Image segmentation is typically used to process or modify images to locate objects and boundaries between structures in the images. Thus, segmentation can modify the representation of an image into another representation that is more meaningful and easier to analyze. For example, segmentation of an image can result in the partitioning of the image into multiple regions which can enable the definition of boundaries and the location of objects in images. For digital images having pixels, segmentation can be achieved by similarly characterizing each of the pixels in a region with respect to pixel qualities such as gray levels, colour, texture, etc. Segmentation of sequences of images can also be a useful tool for tracking the position, size and shape of objects as a function of time.

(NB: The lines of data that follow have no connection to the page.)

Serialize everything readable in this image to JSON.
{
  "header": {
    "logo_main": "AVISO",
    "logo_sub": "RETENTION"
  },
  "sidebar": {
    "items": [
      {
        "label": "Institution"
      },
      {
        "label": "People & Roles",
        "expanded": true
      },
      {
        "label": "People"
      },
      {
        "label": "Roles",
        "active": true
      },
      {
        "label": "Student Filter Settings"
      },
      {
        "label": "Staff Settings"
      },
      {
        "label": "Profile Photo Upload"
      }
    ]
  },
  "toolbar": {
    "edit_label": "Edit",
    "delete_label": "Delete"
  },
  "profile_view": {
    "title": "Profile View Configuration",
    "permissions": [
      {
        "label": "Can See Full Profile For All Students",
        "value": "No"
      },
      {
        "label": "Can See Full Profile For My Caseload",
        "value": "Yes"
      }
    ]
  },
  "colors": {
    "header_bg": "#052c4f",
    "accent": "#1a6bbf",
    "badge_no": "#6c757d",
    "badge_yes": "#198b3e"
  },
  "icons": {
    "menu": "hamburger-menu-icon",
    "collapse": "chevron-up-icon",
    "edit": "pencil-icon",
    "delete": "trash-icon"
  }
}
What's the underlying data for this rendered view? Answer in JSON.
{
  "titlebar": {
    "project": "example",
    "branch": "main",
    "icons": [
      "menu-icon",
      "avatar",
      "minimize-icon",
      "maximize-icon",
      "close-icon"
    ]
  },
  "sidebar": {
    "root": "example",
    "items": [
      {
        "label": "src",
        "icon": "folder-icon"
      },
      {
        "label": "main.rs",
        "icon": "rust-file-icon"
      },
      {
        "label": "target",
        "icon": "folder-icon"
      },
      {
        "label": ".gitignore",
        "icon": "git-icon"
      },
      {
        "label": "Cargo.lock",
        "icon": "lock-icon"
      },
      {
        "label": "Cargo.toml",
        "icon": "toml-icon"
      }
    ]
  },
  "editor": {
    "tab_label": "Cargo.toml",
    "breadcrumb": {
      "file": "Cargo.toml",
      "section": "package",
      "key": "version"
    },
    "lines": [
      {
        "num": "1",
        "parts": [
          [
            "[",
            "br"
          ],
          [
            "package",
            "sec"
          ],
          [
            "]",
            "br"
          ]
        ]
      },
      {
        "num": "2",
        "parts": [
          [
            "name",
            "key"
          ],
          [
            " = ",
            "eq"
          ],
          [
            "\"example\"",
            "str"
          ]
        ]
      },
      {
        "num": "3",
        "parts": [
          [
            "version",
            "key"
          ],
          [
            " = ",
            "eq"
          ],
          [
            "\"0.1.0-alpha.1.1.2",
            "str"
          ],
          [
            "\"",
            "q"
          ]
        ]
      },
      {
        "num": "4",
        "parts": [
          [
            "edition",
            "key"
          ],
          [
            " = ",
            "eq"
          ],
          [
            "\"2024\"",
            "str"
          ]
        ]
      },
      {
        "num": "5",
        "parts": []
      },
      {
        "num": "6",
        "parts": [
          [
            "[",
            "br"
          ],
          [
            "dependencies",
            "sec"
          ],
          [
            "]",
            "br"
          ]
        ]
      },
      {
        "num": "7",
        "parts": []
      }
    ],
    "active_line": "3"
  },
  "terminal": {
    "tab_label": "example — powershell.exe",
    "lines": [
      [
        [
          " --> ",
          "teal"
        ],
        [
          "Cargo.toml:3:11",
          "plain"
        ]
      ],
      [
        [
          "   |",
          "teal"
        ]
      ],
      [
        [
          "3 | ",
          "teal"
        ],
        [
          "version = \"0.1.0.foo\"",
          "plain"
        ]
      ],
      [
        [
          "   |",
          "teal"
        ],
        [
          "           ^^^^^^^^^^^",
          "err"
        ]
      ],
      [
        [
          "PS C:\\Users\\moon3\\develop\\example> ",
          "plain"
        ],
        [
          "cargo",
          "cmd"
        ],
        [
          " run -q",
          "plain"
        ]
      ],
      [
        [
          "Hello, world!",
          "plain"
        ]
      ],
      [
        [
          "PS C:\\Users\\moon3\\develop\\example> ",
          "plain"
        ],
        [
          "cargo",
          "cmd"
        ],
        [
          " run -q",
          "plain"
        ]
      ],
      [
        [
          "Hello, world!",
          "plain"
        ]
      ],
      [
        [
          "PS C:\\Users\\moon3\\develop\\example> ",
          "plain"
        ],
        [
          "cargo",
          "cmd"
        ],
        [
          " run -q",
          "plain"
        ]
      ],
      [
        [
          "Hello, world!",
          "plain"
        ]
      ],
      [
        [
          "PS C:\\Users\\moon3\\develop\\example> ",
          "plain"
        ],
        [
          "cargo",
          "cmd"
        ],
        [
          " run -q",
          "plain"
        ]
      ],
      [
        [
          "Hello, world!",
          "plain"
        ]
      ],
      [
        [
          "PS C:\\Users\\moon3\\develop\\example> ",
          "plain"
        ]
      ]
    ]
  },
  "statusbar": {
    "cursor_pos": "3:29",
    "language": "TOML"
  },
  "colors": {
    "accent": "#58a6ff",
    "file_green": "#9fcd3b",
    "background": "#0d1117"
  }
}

One application of image segmentation is in ultrasound imaging. Ultrasound imaging techniques are commonly used as non-invasive and non-destructive detection and diagnostic tools in a range of industries including medicine, foodstuffs, pharmaceuticals, petrochemicals, chemicals and materials processing. Known techniques take advantage of quantitative ultrasonic parameters such as scattering, backscattering, attenuation, speed of sound, tissue/material nonlinearity and statistics to reveal intrinsic tissue and material properties such as microstructure and composition. The ultrasound image is characterized by pixels of differing intensities that may be used to differentiate different regions of interest. In the case of ultrasound imaging of biological tissues, microstructure and lesions or other abnormalities in the tissue can be detected. Some tissue types can be subjectively identified by their texture. This method has been used successfully to detect or diagnose many medical conditions including atherosclerotic vascular disease, tumors in soft tissue such as the breast and prostate, early Duchenne muscular dystrophy, to monitor cell apoptosis, and to characterize carcinomas, to name a few examples.
Diagnosis from ultrasound images may be hampered by the quality of the images and the nature of the structures being imaged. For example, ultrasound images of soft tissue structures may be low contrast and their often irregularly shaped boundaries further masked by speckle noise, imaging artifacts and shadowing by calcifications in parts of the structures. One such clinical application is in identifying atherosclerotic plaque structures within a vascular wall as the layers of the vascular wall have low contrast and the plaque structures have irregularly shaped boundaries.
Furthermore, the images being analyzed may describe time-varying dynamic structures which can be assessed from a sequence of images in an ultrasound video or a digital Cine loop of an anatomical area. Therefore, for proper diagnosis, a large number of images must be reviewed. If performed manually, this is a time consuming task and subject to variability between observers and subjective interpretation.
Therefore, there is a need for an improved image segmentation method and system.